I have the following near solution worked out:
private static void split(NaturalNumber n) {
// Initialize local variables.
String stringBuffer = "";
int numerator = 0;
int quotient = 0;
int remainder = 0;
int thisDigit = n.divideBy10();
if (n.isZero()) {
quotient = thisDigit / 2;
remainder = thisDigit % 2;
n.transferFrom(new NaturalNumber2(quotient * 10 + remainder));
} else {
split(n);
numerator = n.divideBy10() * 10 + thisDigit;
quotient = numerator / 2;
remainder = numerator % 2;
if (!n.isZero()) {
stringBuffer += n.toString();
}
stringBuffer += Integer.toString(quotient * 10 + remainder);
n.transferFrom(new NaturalNumber2(stringBuffer));
}
}
The above simply performs long division. But the last frame in the call stack needlessly appends the remainder of its operation onto the end of the solution.
I have seen solutions to similar problems that recursively subtract two from n, counting how many times two must be subtracted for n to become zero. But those solutions rely on the method having a return value; this puzzle requires there be no return value.

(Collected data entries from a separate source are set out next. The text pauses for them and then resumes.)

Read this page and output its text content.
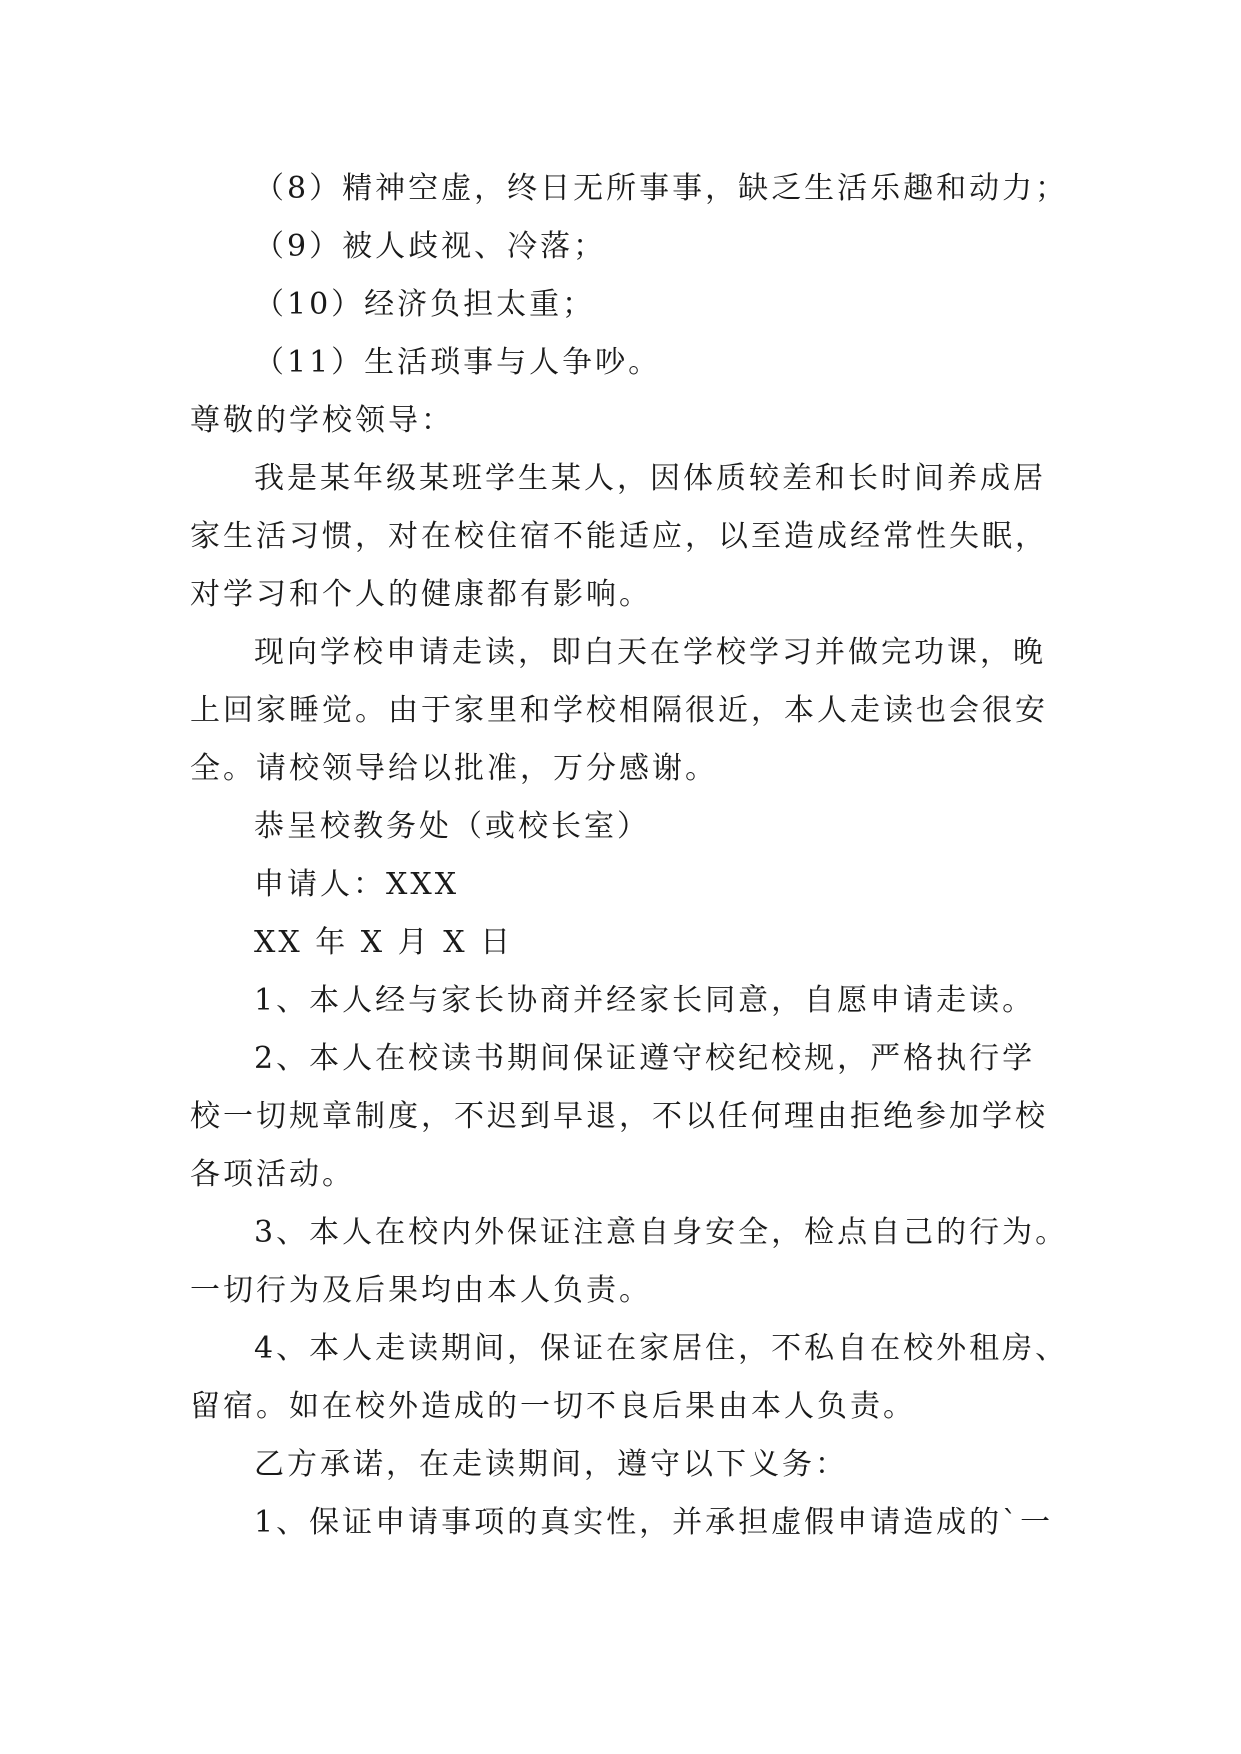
（8）精神空虚，终日无所事事，缺乏生活乐趣和动力；
（9）被人歧视、冷落；
（10）经济负担太重；
（11）生活琐事与人争吵。
尊敬的学校领导：
我是某年级某班学生某人，因体质较差和长时间养成居
家生活习惯，对在校住宿不能适应，以至造成经常性失眠，
对学习和个人的健康都有影响。
现向学校申请走读，即白天在学校学习并做完功课，晚
上回家睡觉。由于家里和学校相隔很近，本人走读也会很安
全。请校领导给以批准，万分感谢。
恭呈校教务处（或校长室）
申请人：XXX
XX 年 X 月 X 日
1、本人经与家长协商并经家长同意，自愿申请走读。
2、本人在校读书期间保证遵守校纪校规，严格执行学
校一切规章制度，不迟到早退，不以任何理由拒绝参加学校
各项活动。
3、本人在校内外保证注意自身安全，检点自己的行为。
一切行为及后果均由本人负责。
4、本人走读期间，保证在家居住，不私自在校外租房、
留宿。如在校外造成的一切不良后果由本人负责。
乙方承诺，在走读期间，遵守以下义务：
1、保证申请事项的真实性，并承担虚假申请造成的`一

I can also see how to solve the puzzle using one function call to split() and internal loops. But I am told the solution must not rely on loops to operate on n.
Does anyone out there have any insight into a solution?
Suppose the digits of n are a...yz. If y is even, then the digits of n / 2 are the concatenation of a...y / 2 and z / 2. If y is odd, let Y = y - 1. Then the digits of n / 2 are the concatenation of a...Y / 2 and 1z / 2.
We can implement this as follows:
private static void split(NaturalNumber n) {
int z = n.divideBy10();
int y = n.divideBy10();
if (n.isZero()) {
// Base case.
int result = (y * 10 + z) / 2;
n.multiplyBy10(result / 10);
n.multiplyBy10(result % 10);
} else if (y % 2 == 0) {
n.multiplyBy10(y);
split(n);
n.multiplyBy10(z / 2);
} else {
n.multiplyBy10(y - 1);
split(n);
n.multiplyBy10((10 + z) / 2);
}
}
Incidentally, these method names are awful, and making NaturalNumbers mutable is a weird design choice.